Brussels, February 14, 2023: The European Parliament has passed a major law that will effectively ban the sale of new petrol and diesel cars in the European Union (EU) from 2035. This move is aimed at accelerating the shift towards electric vehicles (EVs) and fighting climate change. The new legislation lays out the steps necessary to achieve net zero from both light commercial vehicles and passenger cars by 2035.

The EU has set a target of reaching “Climate Neutrality” by 2050 and this law will play a significant role in achieving the goals. The new ruling will require car manufacturers to achieve a 100% reduction in CO2 emissions from new cars sold by 2035. This will make it impossible for fossil fuel-powered cars to be sold in the 27-country bloc. The law also sets a target of a 55% cut in CO2 emissions from new cars sold until 2030, compared to 2021 levels, which is significantly higher than the existing target of 37.5%.
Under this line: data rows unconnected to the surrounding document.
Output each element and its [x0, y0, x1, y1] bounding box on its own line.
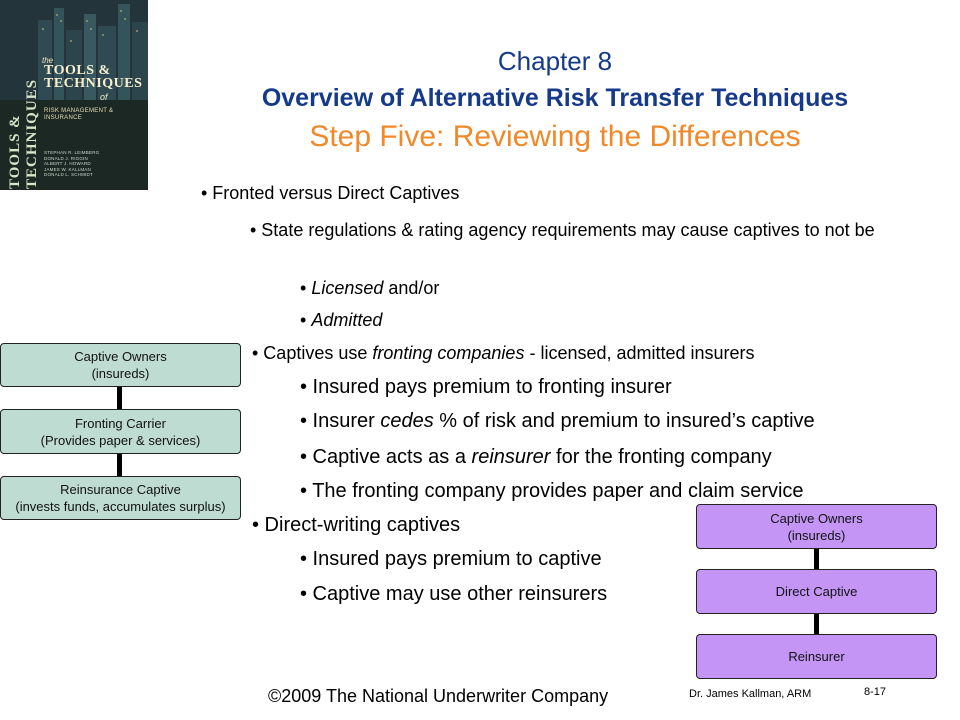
chapter-title: Chapter 8	[497, 46, 613, 76]
bullet-insured-pays-fronting: • Insured pays premium to fronting insurer	[300, 376, 672, 398]
cover-author: DONALD L. SCHMIDT	[44, 172, 93, 177]
bullet-state-regulations: • State regulations & rating agency requirements may cause captives to not be	[250, 220, 875, 240]
cover-author: STEPHAN R. LEIMBERG	[44, 150, 100, 155]
fronting-pre-text: • Captives use	[252, 343, 373, 363]
reinsurer-box	[696, 634, 937, 679]
cover-authors	[44, 150, 99, 178]
cedes-pre-text: • Insurer	[300, 410, 381, 432]
left-connector-1	[117, 386, 122, 410]
bullet-direct-writing: • Direct-writing captives	[252, 514, 461, 536]
cover-spine-text: TOOLS & TECHNIQUES	[7, 78, 40, 189]
direct-captive-label: Direct Captive	[775, 584, 858, 599]
bullet-insurer-cedes	[300, 410, 815, 433]
book-cover-image	[0, 0, 148, 190]
cover-subtitle: RISK MANAGEMENT & INSURANCE	[44, 108, 114, 121]
captive-owners-box-right	[696, 504, 937, 549]
cover-title-main: TOOLS & TECHNIQUES	[44, 63, 143, 91]
bullet-licensed: • Licensed and/or	[300, 278, 440, 298]
captive-owners-label: Captive Owners	[770, 510, 863, 526]
left-connector-2	[117, 453, 122, 477]
reinsurer-post-text: for the fronting company	[550, 446, 772, 468]
reinsurance-captive-sublabel: (invests funds, accumulates surplus)	[15, 499, 226, 514]
cedes-em-text: cedes	[380, 410, 434, 432]
copyright-footer: ©2009 The National Underwriter Company	[268, 686, 609, 706]
step-title: Step Five: Reviewing the Differences	[309, 120, 801, 153]
captive-owners-box-left	[0, 343, 241, 387]
admitted-text: Admitted	[311, 310, 383, 330]
bullet-admitted: • Admitted	[300, 310, 383, 330]
insureds-label: (insureds)	[91, 366, 150, 381]
cover-author: ALBERT J. HOWARD	[44, 161, 91, 166]
reinsurance-captive-box	[0, 476, 241, 520]
reinsurer-label: Reinsurer	[788, 649, 845, 664]
bullet-other-reinsurers: • Captive may use other reinsurers	[300, 583, 608, 605]
licensed-text: Licensed	[311, 278, 384, 298]
overview-title: Overview of Alternative Risk Transfer Techniques	[261, 84, 849, 112]
cover-author: DONALD J. RIGGIN	[44, 155, 88, 161]
direct-captive-box	[696, 569, 937, 614]
bullet-paper-claim-service: • The fronting company provides paper and claim service	[300, 480, 804, 502]
right-connector-2	[814, 613, 819, 635]
cedes-post-text: % of risk and premium to insured’s captive	[433, 410, 815, 432]
cover-title-of: of	[100, 92, 108, 102]
bullet-insured-pays-captive: • Insured pays premium to captive	[300, 548, 602, 570]
fronting-em-text: fronting companies	[372, 343, 525, 363]
fronting-carrier-box	[0, 409, 241, 454]
bullet-captive-reinsurer	[300, 446, 772, 469]
insureds-label: (insureds)	[787, 527, 846, 543]
reinsurer-em-text: reinsurer	[471, 446, 551, 468]
licensed-rest-text: and/or	[383, 278, 440, 298]
right-connector-1	[814, 548, 819, 570]
reinsurance-captive-label: Reinsurance Captive	[60, 482, 181, 497]
fronting-post-text: - licensed, admitted insurers	[524, 343, 755, 363]
fronting-carrier-sublabel: (Provides paper & services)	[40, 432, 201, 448]
fronting-carrier-label: Fronting Carrier	[74, 415, 166, 431]
bullet-fronting-companies	[252, 343, 755, 364]
author-footer: Dr. James Kallman, ARM	[689, 688, 812, 700]
cover-author: JAMES W. KALLMAN	[44, 166, 91, 172]
cover-spine	[7, 0, 40, 190]
cover-title-the: the	[42, 56, 54, 65]
page-number: 8-17	[864, 686, 887, 698]
bullet-fronted-vs-direct: • Fronted versus Direct Captives	[201, 183, 460, 203]
captive-owners-label: Captive Owners	[74, 349, 167, 364]
reinsurer-pre-text: • Captive acts as a	[300, 446, 472, 468]
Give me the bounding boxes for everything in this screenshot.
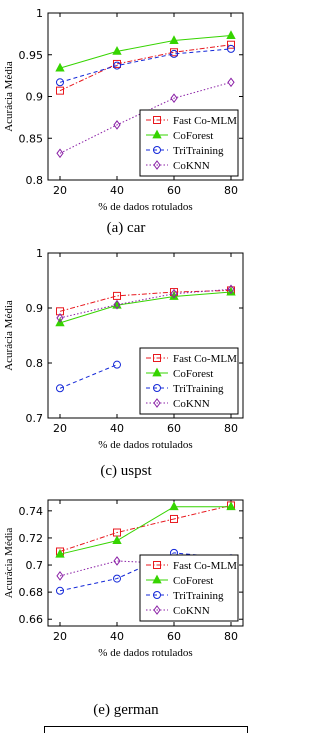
x-tick-label: 20: [53, 422, 67, 435]
legend-label: CoKNN: [173, 160, 210, 172]
legend-label: Fast Co-MLM: [173, 115, 237, 127]
x-tick-label: 20: [53, 184, 67, 197]
x-axis-label: % de dados rotulados: [98, 439, 193, 451]
y-axis-label: Acurácia Média: [3, 61, 15, 132]
x-tick-label: 80: [224, 630, 238, 643]
legend-label: TriTraining: [173, 590, 224, 602]
x-tick-label: 40: [110, 630, 124, 643]
x-tick-label: 20: [53, 630, 67, 643]
data-point-marker: [114, 361, 121, 368]
series-line: [60, 365, 117, 389]
data-point-marker: [170, 502, 178, 510]
y-tick-label: 0.7: [25, 412, 43, 425]
chart-panel-car: [0, 0, 252, 245]
series-tritraining: [57, 361, 121, 392]
chart-uspst: [0, 245, 252, 460]
data-point-marker: [170, 36, 178, 44]
y-tick-label: 0.8: [25, 357, 43, 370]
series-fast-co-mlm: [57, 502, 235, 555]
legend-label: Fast Co-MLM: [173, 560, 237, 572]
legend: [140, 110, 238, 176]
series-line: [60, 507, 231, 554]
chart-caption: (c) uspst: [100, 463, 152, 479]
y-axis-label: Acurácia Média: [3, 300, 15, 371]
chart-caption: (e) german: [93, 702, 159, 718]
y-axis-label: Acurácia Média: [3, 527, 15, 599]
series-fast-co-mlm: [57, 41, 235, 94]
y-tick-label: 0.9: [25, 90, 43, 104]
chart-panel-uspst: [0, 245, 252, 490]
series-line: [60, 36, 231, 69]
x-tick-label: 60: [167, 184, 181, 197]
y-tick-label: 0.95: [18, 48, 43, 62]
series-coforest: [56, 31, 235, 71]
data-point-marker: [57, 572, 63, 580]
legend-label: CoKNN: [173, 398, 210, 410]
y-tick-label: 0.72: [18, 531, 43, 545]
x-tick-label: 40: [110, 184, 124, 197]
data-point-marker: [113, 536, 121, 544]
data-point-marker: [114, 557, 120, 565]
legend-label: TriTraining: [173, 145, 224, 157]
x-tick-label: 40: [110, 422, 124, 435]
y-tick-label: 1: [36, 7, 43, 20]
legend-label: CoForest: [173, 368, 214, 380]
data-point-marker: [114, 292, 121, 299]
y-tick-label: 0.7: [25, 559, 43, 573]
x-tick-label: 80: [224, 184, 238, 197]
legend: [140, 555, 238, 621]
legend-label: Fast Co-MLM: [173, 353, 237, 365]
y-tick-label: 0.8: [25, 174, 43, 187]
series-coforest: [56, 502, 235, 557]
x-tick-label: 60: [167, 422, 181, 435]
legend-label: TriTraining: [173, 383, 224, 395]
y-tick-label: 0.68: [18, 586, 43, 600]
y-tick-label: 0.74: [18, 504, 43, 518]
series-line: [60, 505, 231, 551]
x-axis-label: % de dados rotulados: [98, 647, 193, 659]
data-point-marker: [227, 502, 235, 510]
chart-car: [0, 0, 252, 215]
next-chart-frame-edge: [44, 726, 248, 733]
data-point-marker: [227, 31, 235, 38]
series-line: [60, 49, 231, 82]
chart-caption: (a) car: [106, 220, 146, 236]
series-line: [60, 292, 231, 323]
y-tick-label: 0.9: [25, 302, 43, 315]
y-tick-label: 0.85: [18, 132, 43, 146]
legend-label: CoKNN: [173, 605, 210, 617]
legend: [140, 348, 238, 414]
data-point-marker: [228, 45, 235, 52]
x-axis-label: % de dados rotulados: [98, 201, 193, 213]
series-coforest: [56, 288, 235, 326]
x-tick-label: 80: [224, 422, 238, 435]
legend-label: CoForest: [173, 575, 214, 587]
chart-german: [0, 490, 252, 700]
legend-label: CoForest: [173, 130, 214, 142]
y-tick-label: 1: [36, 247, 43, 260]
x-tick-label: 60: [167, 630, 181, 643]
chart-panel-german: [0, 490, 252, 733]
y-tick-label: 0.66: [18, 613, 43, 627]
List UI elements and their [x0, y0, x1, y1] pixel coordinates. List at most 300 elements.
According to the "Fit for 55 - CO2 emission standards for cars and vans", a report published by the lead negotiator for the European Parliament, Jan Huitema on 14 July 2021, the operating costs associated with electric vehicles are presently lower than those of internal combustion engine vehicles. The report further emphasises on the pressing need to enhance the affordability of electric vehicles for consumers to promote their wider adoption. This report also highlights the importance of making electric vehicles more accessible to the masses as a sustainable and economically efficient mode of transportation.

Many car manufacturers in Europe have already announced investments in electrification, and this move by the EU is expected to accelerate this transition. The shift towards electric vehicles is essential to meet carbon reduction targets, and this law will help to make that happen.

Nevertheless, This legislation shows the commitment of the EU towards zero emission goals. Although many environmental groups have welcomed the move, with organisations like Greenpeace International calling it a "historic victory" in the fight against climate change. However, some industry groups such as Renault have expressed concerns that the transition to EVs may be too fast, and that it could harm jobs in the automotive sector.